2023.08.10

努力・根性・気合

 灼熱のような毎日を過ごしている今日この頃、暑いから熱いに体感温度は受け止める。振り返ると青春時代のクラブ活動で今のような気温だったのだろうか?恐らく5度近くは測定温度では上昇している感がある。当時の学生生活では課外授業やクラブ活動では「心頭滅却すれば火もまた涼し」と気温の高い真夏日に水も飲まずに体育活動に専念していたのを思い出す。その時の掛け声は「根性・気合だ」で乗り切れ!っであった。「努力」は決して裏切らないから継続して訓練しろ。等と精神論がこの三文字に凝縮されていた時代でもあった。処が、今は如何だろうか?若者にこの様な語句を並べて行動規範を示すものなら、何をあなたは言っているの?とアザけ笑われる。古すぎるとか時代錯誤だとかまるで小ばかにする表現であしらわれる。「努力・根性・気合だ」そんなの関係ね~。そんなもの必要?と帰ってくる言葉に反論できずにいる。日本人は目標も持たず毎日を安穏と暮らしていけるほど豊かになったのだろうか?食べること・住むこと・着るものの全てが充足し、文化的な生活が出来ているからこそ、そんなの関係ね~等といえるのだろうか?労働基準法・労働契約法が整備され、働く従業員の労働環境は数十年前から比べると、解雇権の濫用法理に基づき守られている時代となった。しかし一方で労務の提供をすることで賃金を得るという基本原則に対し、提供される労務の質が低いにもかかわらず、残業はしない提供労務の質を向上させる努力もしない。行うのは権利の主張となると、これは正に労働権の濫用としか思えないそんな光景をよく目の当たりにする。

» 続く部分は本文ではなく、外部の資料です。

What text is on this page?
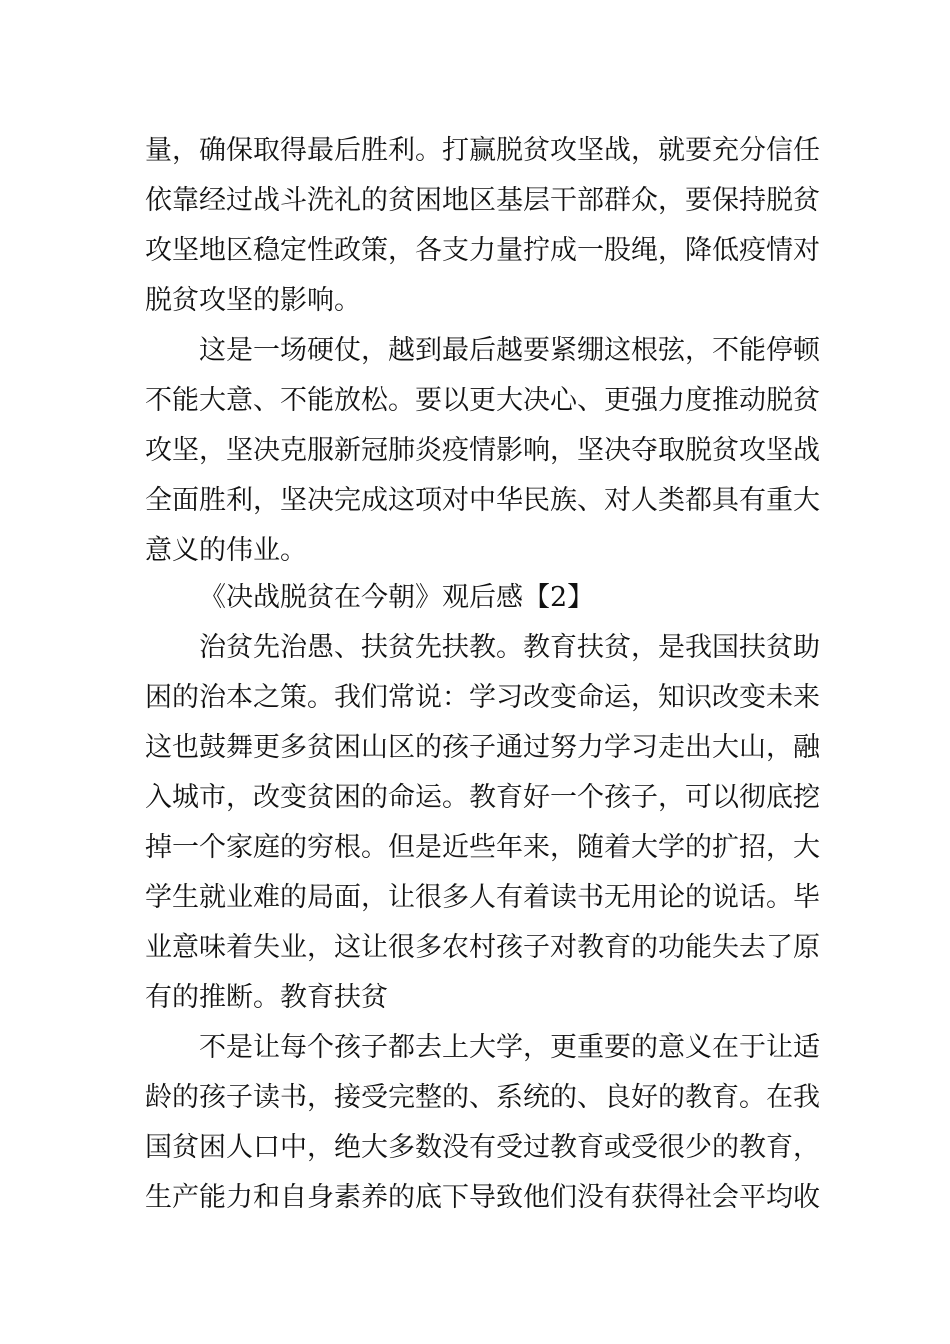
量，确保取得最后胜利。打赢脱贫攻坚战，就要充分信任
依靠经过战斗洗礼的贫困地区基层干部群众，要保持脱贫
攻坚地区稳定性政策，各支力量拧成一股绳，降低疫情对
脱贫攻坚的影响。
这是一场硬仗，越到最后越要紧绷这根弦，不能停顿
不能大意、不能放松。要以更大决心、更强力度推动脱贫
攻坚，坚决克服新冠肺炎疫情影响，坚决夺取脱贫攻坚战
全面胜利，坚决完成这项对中华民族、对人类都具有重大
意义的伟业。
《决战脱贫在今朝》观后感【2】
治贫先治愚、扶贫先扶教。教育扶贫，是我国扶贫助
困的治本之策。我们常说：学习改变命运，知识改变未来
这也鼓舞更多贫困山区的孩子通过努力学习走出大山，融
入城市，改变贫困的命运。教育好一个孩子，可以彻底挖
掉一个家庭的穷根。但是近些年来，随着大学的扩招，大
学生就业难的局面，让很多人有着读书无用论的说话。毕
业意味着失业，这让很多农村孩子对教育的功能失去了原
有的推断。教育扶贫
不是让每个孩子都去上大学，更重要的意义在于让适
龄的孩子读书，接受完整的、系统的、良好的教育。在我
国贫困人口中，绝大多数没有受过教育或受很少的教育，
生产能力和自身素养的底下导致他们没有获得社会平均收
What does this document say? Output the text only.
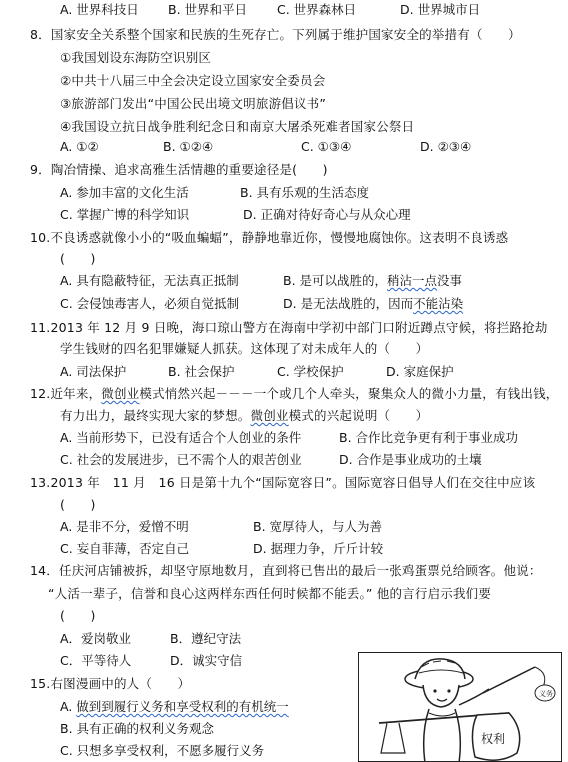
A. 世界科技日 B. 世界和平日 C. 世界森林日	D. 世界城市日
8．国家安全关系整个国家和民族的生死存亡。下列属于维护国家安全的举措有（　　）
①我国划设东海防空识别区
②中共十八届三中全会决定设立国家安全委员会
③旅游部门发出“中国公民出境文明旅游倡议书”
④我国设立抗日战争胜利纪念日和南京大屠杀死难者国家公祭日
A. ①②	B. ①②④	C. ①③④	D. ②③④
9．陶冶情操、追求高雅生活情趣的重要途径是(　　)
A. 参加丰富的文化生活	B. 具有乐观的生活态度
C. 掌握广博的科学知识	D. 正确对待好奇心与从众心理
10.不良诱惑就像小小的“吸血蝙蝠”，静静地靠近你，慢慢地腐蚀你。这表明不良诱惑
(　　)
A. 具有隐蔽特征，无法真正抵制	B. 是可以战胜的，稍沾一点没事
C. 会侵蚀毒害人，必须自觉抵制	D. 是无法战胜的，因而不能沾染
11.2013 年 12 月 9 日晚，海口琼山警方在海南中学初中部门口附近蹲点守候，将拦路抢劫
学生钱财的四名犯罪嫌疑人抓获。这体现了对未成年人的（　　）
A. 司法保护	B. 社会保护	C. 学校保护	D. 家庭保护
12.近年来，微创业模式悄然兴起－－－一个或几个人牵头，聚集众人的微小力量，有钱出钱，
有力出力，最终实现大家的梦想。微创业模式的兴起说明（　　）
A. 当前形势下，已没有适合个人创业的条件	B. 合作比竞争更有利于事业成功
C. 社会的发展进步，已不需个人的艰苦创业	D. 合作是事业成功的土壤
13.2013 年　11 月　16 日是第十九个“国际宽容日”。国际宽容日倡导人们在交往中应该
(　　)
A. 是非不分，爱憎不明	B. 宽厚待人，与人为善
C. 妄自菲薄，否定自己	D. 据理力争，斤斤计较
14．任庆河店铺被拆，却坚守原地数月，直到将已售出的最后一张鸡蛋票兑给顾客。他说：
“人活一辈子，信誉和良心这两样东西任何时候都不能丢。” 他的言行启示我们要
(　　)
A．爱岗敬业	B．遵纪守法
C．平等待人	D．诚实守信
15.右图漫画中的人（　　）
A. 做到到履行义务和享受权利的有机统一
B. 具有正确的权利义务观念
C. 只想多享受权利，不愿多履行义务
义务
权利
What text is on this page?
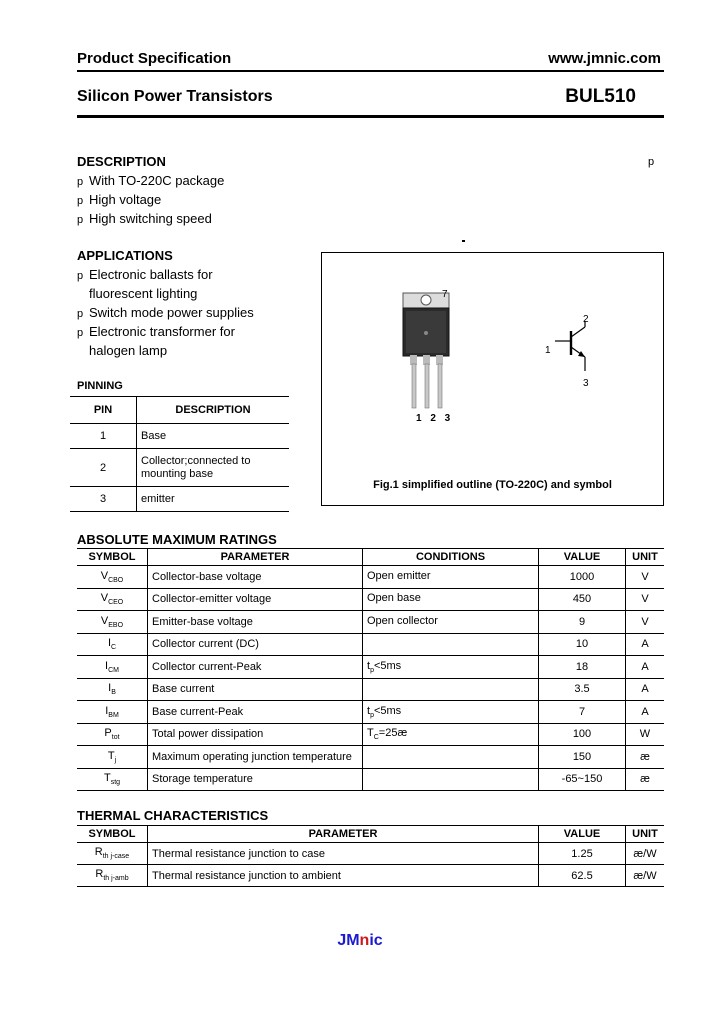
Product Specification	www.jmnic.com
Silicon Power Transistors	BUL510
DESCRIPTION	p
p With TO-220C package
p High voltage
p High switching speed
APPLICATIONS
p Electronic ballasts for
fluorescent lighting
p Switch mode power supplies
p Electronic transformer for
halogen lamp
PINNING
PIN	DESCRIPTION
1	Base
2	Collector;connected to mounting base
3	emitter
7
1 2 3
1
2
3
Fig.1 simplified outline (TO-220C) and symbol
ABSOLUTE MAXIMUM RATINGS
SYMBOL	PARAMETER	CONDITIONS	VALUE	UNIT
$V_{CBO}$	Collector-base voltage	Open emitter	1000	V
$V_{CEO}$	Collector-emitter voltage	Open base	450	V
$V_{EBO}$	Emitter-base voltage	Open collector	9	V
$I_C$	Collector current (DC)		10	A
$I_{CM}$	Collector current-Peak	$t_p<5ms$	18	A
$I_B$	Base current		3.5	A
$I_{BM}$	Base current-Peak	$t_p<5ms$	7	A
$P_{tot}$	Total power dissipation	$T_C=25æ$	100	W
$T_j$	Maximum operating junction temperature		150	æ
$T_{stg}$	Storage temperature		-65~150	æ
THERMAL CHARACTERISTICS
SYMBOL	PARAMETER	VALUE	UNIT
$R_{th j-case}$	Thermal resistance junction to case	1.25	æ/W
$R_{th j-amb}$	Thermal resistance junction to ambient	62.5	æ/W
JMnic
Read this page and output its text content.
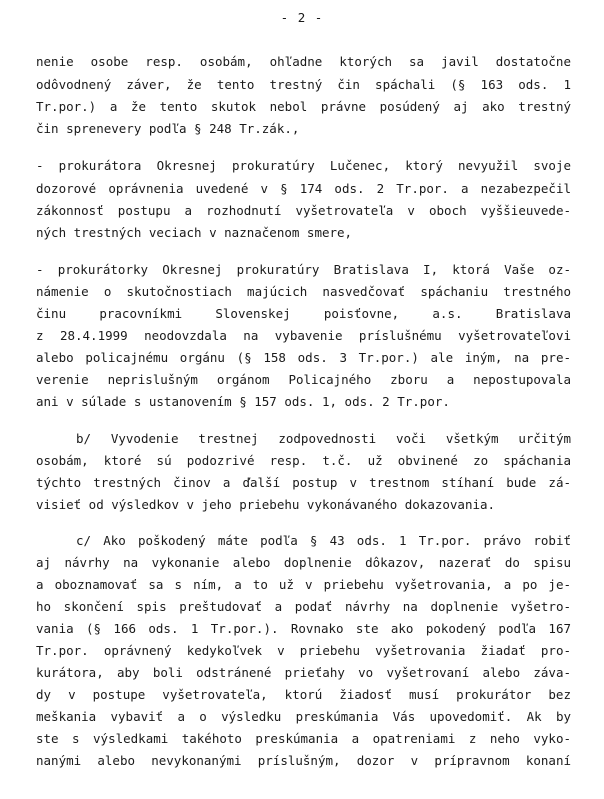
- 2 -
nenie osobe resp. osobám, ohľadne ktorých sa javil dostatočne
odôvodnený záver, že tento trestný čin spáchali (§ 163 ods. 1
Tr.por.) a že tento skutok nebol právne posúdený aj ako trestný
čin sprenevery podľa § 248 Tr.zák.,
- prokurátora Okresnej prokuratúry Lučenec, ktorý nevyužil svoje
dozorové oprávnenia uvedené v § 174 ods. 2 Tr.por. a nezabezpečil
zákonnosť postupu a rozhodnutí vyšetrovateľa v oboch vyššieuvede-
ných trestných veciach v naznačenom smere,
- prokurátorky Okresnej prokuratúry Bratislava I, ktorá Vaše oz-
námenie o skutočnostiach majúcich nasvedčovať spáchaniu trestného
činu pracovníkmi Slovenskej poisťovne, a.s. Bratislava
z 28.4.1999 neodovzdala na vybavenie príslušnému vyšetrovateľovi
alebo policajnému orgánu (§ 158 ods. 3 Tr.por.) ale iným, na pre-
verenie neprislušným orgánom Policajného zboru a nepostupovala
ani v súlade s ustanovením § 157 ods. 1, ods. 2 Tr.por.
b/ Vyvodenie trestnej zodpovednosti voči všetkým určitým
osobám, ktoré sú podozrivé resp. t.č. už obvinené zo spáchania
týchto trestných činov a ďalší postup v trestnom stíhaní bude zá-
visieť od výsledkov v jeho priebehu vykonávaného dokazovania.
c/ Ako poškodený máte podľa § 43 ods. 1 Tr.por. právo robiť
aj návrhy na vykonanie alebo doplnenie dôkazov, nazerať do spisu
a oboznamovať sa s ním, a to už v priebehu vyšetrovania, a po je-
ho skončení spis preštudovať a podať návrhy na doplnenie vyšetro-
vania (§ 166 ods. 1 Tr.por.). Rovnako ste ako pokodený podľa 167
Tr.por. oprávnený kedykoľvek v priebehu vyšetrovania žiadať pro-
kurátora, aby boli odstránené prieťahy vo vyšetrovaní alebo záva-
dy v postupe vyšetrovateľa, ktorú žiadosť musí prokurátor bez
meškania vybaviť a o výsledku preskúmania Vás upovedomiť. Ak by
ste s výsledkami takéhoto preskúmania a opatreniami z neho vyko-
nanými alebo nevykonanými príslušným, dozor v prípravnom konaní
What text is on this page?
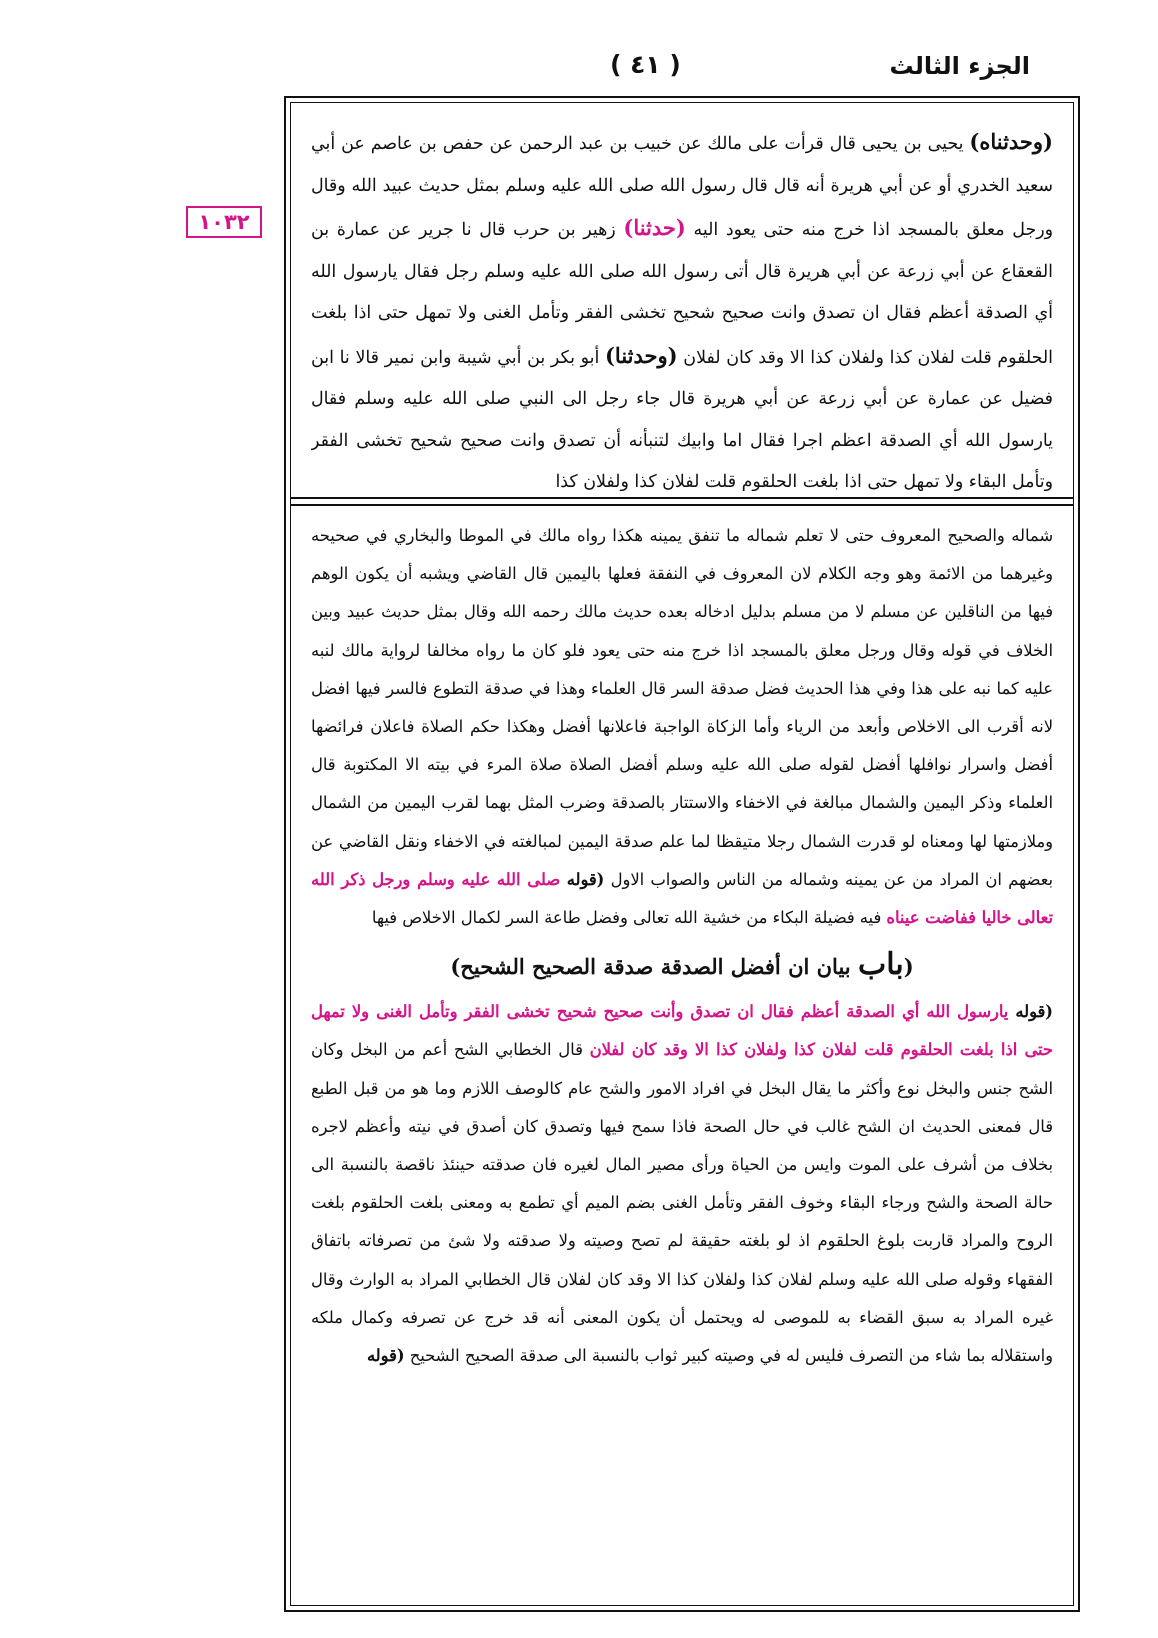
الجزء الثالث
( ٤١ )
١٠٣٢
(وحدثناه) يحيى بن يحيى قال قرأت على مالك عن خبيب بن عبد الرحمن عن حفص بن عاصم عن أبي سعيد الخدري أو عن أبي هريرة أنه قال قال رسول الله صلى الله عليه وسلم بمثل حديث عبيد الله وقال ورجل معلق بالمسجد اذا خرج منه حتى يعود اليه (حدثنا) زهير بن حرب قال نا جرير عن عمارة بن القعقاع عن أبي زرعة عن أبي هريرة قال أتى رسول الله صلى الله عليه وسلم رجل فقال يارسول الله أي الصدقة أعظم فقال ان تصدق وانت صحيح شحيح تخشى الفقر وتأمل الغنى ولا تمهل حتى اذا بلغت الحلقوم قلت لفلان كذا ولفلان كذا الا وقد كان لفلان (وحدثنا) أبو بكر بن أبي شيبة وابن نمير قالا نا ابن فضيل عن عمارة عن أبي زرعة عن أبي هريرة قال جاء رجل الى النبي صلى الله عليه وسلم فقال يارسول الله أي الصدقة اعظم اجرا فقال اما وابيك لتنبأنه أن تصدق وانت صحيح شحيح تخشى الفقر وتأمل البقاء ولا تمهل حتى اذا بلغت الحلقوم قلت لفلان كذا ولفلان كذا

شماله والصحيح المعروف حتى لا تعلم شماله ما تنفق يمينه هكذا رواه مالك في الموطا والبخاري في صحيحه وغيرهما من الائمة وهو وجه الكلام لان المعروف في النفقة فعلها باليمين قال القاضي ويشبه أن يكون الوهم فيها من الناقلين عن مسلم لا من مسلم بدليل ادخاله بعده حديث مالك رحمه الله وقال بمثل حديث عبيد وبين الخلاف في قوله وقال ورجل معلق بالمسجد اذا خرج منه حتى يعود فلو كان ما رواه مخالفا لرواية مالك لنبه عليه كما نبه على هذا وفي هذا الحديث فضل صدقة السر قال العلماء وهذا في صدقة التطوع فالسر فيها افضل لانه أقرب الى الاخلاص وأبعد من الرياء وأما الزكاة الواجبة فاعلانها أفضل وهكذا حكم الصلاة فاعلان فرائضها أفضل واسرار نوافلها أفضل لقوله صلى الله عليه وسلم أفضل الصلاة صلاة المرء في بيته الا المكتوبة قال العلماء وذكر اليمين والشمال مبالغة في الاخفاء والاستتار بالصدقة وضرب المثل بهما لقرب اليمين من الشمال وملازمتها لها ومعناه لو قدرت الشمال رجلا متيقظا لما علم صدقة اليمين لمبالغته في الاخفاء ونقل القاضي عن بعضهم ان المراد من عن يمينه وشماله من الناس والصواب الاول (قوله صلى الله عليه وسلم ورجل ذكر الله تعالى خاليا ففاضت عيناه فيه فضيلة البكاء من خشية الله تعالى وفضل طاعة السر لكمال الاخلاص فيها

(باب بيان ان أفضل الصدقة صدقة الصحيح الشحيح)

(قوله يارسول الله أي الصدقة أعظم فقال ان تصدق وأنت صحيح شحيح تخشى الفقر وتأمل الغنى ولا تمهل حتى اذا بلغت الحلقوم قلت لفلان كذا ولفلان كذا الا وقد كان لفلان قال الخطابي الشح أعم من البخل وكان الشح جنس والبخل نوع وأكثر ما يقال البخل في افراد الامور والشح عام كالوصف اللازم وما هو من قبل الطبع قال فمعنى الحديث ان الشح غالب في حال الصحة فاذا سمح فيها وتصدق كان أصدق في نيته وأعظم لاجره بخلاف من أشرف على الموت وايس من الحياة ورأى مصير المال لغيره فان صدقته حينئذ ناقصة بالنسبة الى حالة الصحة والشح ورجاء البقاء وخوف الفقر وتأمل الغنى بضم الميم أي تطمع به ومعنى بلغت الحلقوم بلغت الروح والمراد قاربت بلوغ الحلقوم اذ لو بلغته حقيقة لم تصح وصيته ولا صدقته ولا شئ من تصرفاته باتفاق الفقهاء وقوله صلى الله عليه وسلم لفلان كذا ولفلان كذا الا وقد كان لفلان قال الخطابي المراد به الوارث وقال غيره المراد به سبق القضاء به للموصى له ويحتمل أن يكون المعنى أنه قد خرج عن تصرفه وكمال ملكه واستقلاله بما شاء من التصرف فليس له في وصيته كبير ثواب بالنسبة الى صدقة الصحيح الشحيح (قوله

 最近「(GRIT)アンジェラ・ダックワース著」という著書を読んだ。近年アメリカの教育界で重要視されている「グリット(やり抜く力)」を書上げたマッカーサー賞「別名(天才賞)」受賞作品である。アメリカでは成功者となるのは天武の才・能力者の出来る事などと圧倒されると才能がすごいと思ってしまい、人を神格化してしまう。この事は自分が「ラク」だからだという。しかし一流の人は当たり前のことをひたすら努力し根性と気合で自分の目標に向かって絶え間のない行動をし続ける。この事が今更にアメリカでは見直されているという。そもそも日本にあった「努力・根性・気合」である。忘れてしまったバイタリティー精神・弱肉強食のハングリー精神を今一度蘇らせなければならないのではないか。労使関係は使用者と労働者が共に手を結び目的に向かって進む会社という名の船である。労働者は「質・量」両面の労務提供をすることで賃金を獲得する。提供時間に労働基準法の制限があるならば、質の提供で賃金アップするしかない。その為の努力や根性・気合が無ければ使用者はどう判断すべきかは想像できる。一流人材を目の当たりにするとき人を神格化し、裏側にある絶え間のない努力を見て見ぬふりをしてしまうことは無いだろうか。